En Van Gogh y en Monet el sol rompe el espacio geométrico del paisaje y se suma sin previo aviso a la sobriedad cromática del cielo y lo colorea y da sentido al paso inevitable de las horas en el reloj. Sin embargo, Joan Miró, seguramente con sus dedos manchados por los residuos iluminados de los colores que usa, azules, amarillos, rojos, blancos, negros, incrusta con rudeza sobre un fondo azul una esfera alargada y roja, un sol mágico, casi abstracto, y esa representación de figuras antagónicas como de plastilina es casi una escritura: junto al globo abrumador, disimula dos trazos de pintura negra, uno de ellos un punto conciso, el otro una línea delgada, una sugerencia no de brochazo, sino de pincelada lisa y delicada, una libélula que vuela tranquila al calor incesante del sol, superpuesto bruscamente al azul inviolado, abarcando la mirada y asombrándola, como a un niño que mira el sol por vez primera y sus pupilas heridas reconocen la luz y el color que baña el planeta que apenas está empezando a descubrir.

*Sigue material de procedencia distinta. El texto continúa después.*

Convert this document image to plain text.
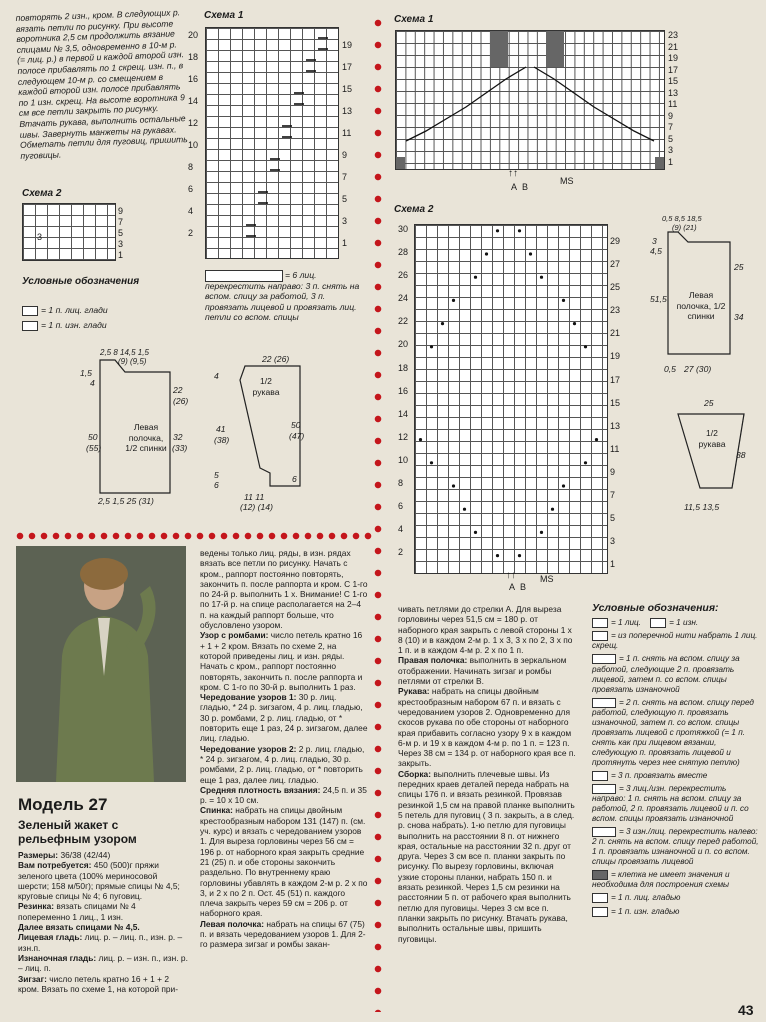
повторять 2 изн., кром. В следующих р. вязать петли по рисунку. При высоте воротника 2,5 см продолжить вязание спицами № 3,5, одновременно в 10-м р. (= лиц. р.) в первой и каждой второй изн. полосе прибавлять по 1 скрещ. изн. п., в следующем 10-м р. со смещением в каждой второй изн. полосе прибавлять по 1 изн. скрещ. На высоте воротника 9 см все петли закрыть по рисунку. Втачать рукава, выполнить остальные швы. Завернуть манжеты на рукавах. Обметать петли для пуговиц, пришить пуговицы.
Схема 1
20
18
16
14
12
10
8
6
4
2
19
17
15
13
11
9
7
5
3
1
Схема 2
3
9
7
5
3
1
Условные обозначения
= 1 п. лиц. глади
= 1 п. изн. глади
= 6 лиц. перекрестить направо: 3 п. снять на вспом. спицу за работой, 3 п. провязать лицевой и провязать лиц. петли со вспом. спицы
2,5 8 14,5 1,5
(9) (9,5)
1,5
4
22
(26)
50
(55)
32
(33)
2,5 1,5 25 (31)
Левая полочка, 1/2 спинки
22 (26)
4
41
(38)
50
(47)
5
6
6
11 11
(12) (14)
1/2 рукава
Модель 27
Зеленый жакет с рельефным узором
Размеры: 36/38 (42/44)
Вам потребуется: 450 (500)г пряжи зеленого цвета (100% мериносовой шерсти; 158 м/50г); прямые спицы № 4,5; круговые спицы № 4; 6 пуговиц.
Резинка: вязать спицами № 4 попеременно 1 лиц., 1 изн.
Далее вязать спицами № 4,5.
Лицевая гладь: лиц. р. – лиц. п., изн. р. – изн.п.
Изнаночная гладь: лиц. р. – изн. п., изн. р. – лиц. п.
Зигзаг: число петель кратно 16 + 1 + 2 кром. Вязать по схеме 1, на которой при-
ведены только лиц. ряды, в изн. рядах вязать все петли по рисунку. Начать с кром., раппорт постоянно повторять, закончить п. после раппорта и кром. С 1-го по 24-й р. выполнить 1 х. Внимание! С 1-го по 17-й р. на спице располагается на 2–4 п. на каждый раппорт больше, что обусловлено узором.
Узор с ромбами: число петель кратно 16 + 1 + 2 кром. Вязать по схеме 2, на которой приведены лиц. и изн. ряды. Начать с кром., раппорт постоянно повторять, закончить п. после раппорта и кром. С 1-го по 30-й р. выполнить 1 раз.
Чередование узоров 1: 30 р. лиц. гладью, * 24 р. зигзагом, 4 р. лиц. гладью, 30 р. ромбами, 2 р. лиц. гладью, от * повторить еще 1 раз, 24 р. зигзагом, далее лиц. гладью.
Чередование узоров 2: 2 р. лиц. гладью, * 24 р. зигзагом, 4 р. лиц. гладью, 30 р. ромбами, 2 р. лиц. гладью, от * повторить еще 1 раз, далее лиц. гладью.
Средняя плотность вязания: 24,5 п. и 35 р. = 10 х 10 см.
Спинка: набрать на спицы двойным крестообразным набором 131 (147) п. (см. уч. курс) и вязать с чередованием узоров 1. Для выреза горловины через 56 см = 196 р. от наборного края закрыть средние 21 (25) п. и обе стороны закончить раздельно. По внутреннему краю горловины убавлять в каждом 2-м р. 2 х по 3, и 2 х по 2 п. Ост. 45 (51) п. каждого плеча закрыть через 59 см = 206 р. от наборного края.
Левая полочка: набрать на спицы 67 (75) п. и вязать чередованием узоров 1. Для 2-го размера зигзаг и ромбы закан-
чивать петлями до стрелки А. Для выреза горловины через 51,5 см = 180 р. от наборного края закрыть с левой стороны 1 х 8 (10) и в каждом 2-м р. 1 х 3, 3 х по 2, 3 х по 1 п. и в каждом 4-м р. 2 х по 1 п.
Правая полочка: выполнить в зеркальном отображении. Начинать зигзаг и ромбы петлями от стрелки В.
Рукава: набрать на спицы двойным крестообразным набором 67 п. и вязать с чередованием узоров 2. Одновременно для скосов рукава по обе стороны от наборного края прибавить согласно узору 9 х в каждом 6-м р. и 19 х в каждом 4-м р. по 1 п. = 123 п. Через 38 см = 134 р. от наборного края все п. закрыть.
Сборка: выполнить плечевые швы. Из передних краев деталей переда набрать на спицы 176 п. и вязать резинкой. Провязав резинкой 1,5 см на правой планке выполнить 5 петель для пуговиц ( 3 п. закрыть, а в след. р. снова набрать). 1-ю петлю для пуговицы выполнить на расстоянии 8 п. от нижнего края, остальные на расстоянии 32 п. друг от друга. Через 3 см все п. планки закрыть по рисунку. По вырезу горловины, включая узкие стороны планки, набрать 150 п. и вязать резинкой. Через 1,5 см резинки на расстоянии 5 п. от рабочего края выполнить петлю для пуговицы. Через 3 см все п. планки закрыть по рисунку. Втачать рукава, выполнить остальные швы, пришить пуговицы.
Схема 1
23
21
19
17
15
13
11
9
7
5
3
1
↑↑
A B
MS
Схема 2
30
28
26
24
22
20
18
16
14
12
10
8
6
4
2
29
27
25
23
21
19
17
15
13
11
9
7
5
3
1
↑↑
A B
MS
0,5 8,5 18,5
(9) (21)
3
4,5
51,5
25
34
0,5 27 (30)
Левая полочка, 1/2 спинки
25
38
11,5 13,5
1/2 рукава
Условные обозначения:
= 1 лиц.	= 1 изн.
= из поперечной нити набрать 1 лиц. скрещ.
= 1 п. снять на вспом. спицу за работой, следующие 2 п. провязать лицевой, затем п. со вспом. спицы провязать изнаночной
= 2 п. снять на вспом. спицу перед работой, следующую п. провязать изнаночной, затем п. со вспом. спицы провязать лицевой с протяжкой (= 1 п. снять как при лицевом вязании, следующую п. провязать лицевой и протянуть через нее снятую петлю)
= 3 п. провязать вместе
= 3 лиц./изн. перекрестить направо: 1 п. снять на вспом. спицу за работой, 2 п. провязать лицевой и п. со вспом. спицы провязать изнаночной
= 3 изн./лиц. перекрестить налево: 2 п. снять на вспом. спицу перед работой, 1 п. провязать изнаночной и п. со вспом. спицы провязать лицевой
= клетка не имеет значения и необходима для построения схемы
= 1 п. лиц. гладью
= 1 п. изн. гладью
43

Hay lugares marítimos donde la luz de los crepúsculos se extiende como una epidemia e invade todo el cielo. En Puesta de sol sobre un lago, de Joseph William Turner, el sol apenas se intuye entre la densidad turbia y confusa del lienzo y al mismo tiempo posee un aire de invitación y de tensa expectativa. Los colores surgen y se desvanecen a su alrededor trayendo consigo la emoción intensa de una tarde que se clavó en las retinas del pintor tan inapelablemente como recuerda nuestra memoria los atardeceres perfectos de verano en el Mediterráneo o los amaneceres a orillas del Mar Menor, que tienen un naranja tan inflexible y una pureza tan obsesiva que el color del cielo se refleja en la superficie del agua y en la madera blanca de los barcos y en la cal de las paredes de las casas. Todos los colores y los dones del sol en la estrechura horaria de su recorrido y todas las pinturas que lo han representado se le vienen a uno a la cabeza cuando ve una fotografía no en las páginas del periódico ni en un libro, sino en un tuit de un aficionado a la astrofísica que ha congelado un fotograma de un vídeo publicado por la NASA. La fotografía está procesada para revelar la compleja naturaleza del campo magnético del sol, del que brotan como chispas eléctricas o como ligeros trazos de pinceladas curvas amarillas que saltan y se vuelven a internar en la bola de fuego anaranjada. Lo que no imaginaba ese aficionado a la astrofísica cuando subió la imagen a su cuenta es que no solo iba a tratar de explicar visualmente el campo magnético del sol: también el misterio de la pintura y el instante de belleza invariable y petrificada de los paisajes de los cuadros, el amarillo intenso del que habla Picasso, las ondas de luz como de agua mínimamente perturbada por una piedra del cielo de Van Gogh, la abstracción de figuras casi manuscritas de Miró o la promesa súbita de felicidad contenida en la ascensión interrumpida del frágil círculo naranja de Monet.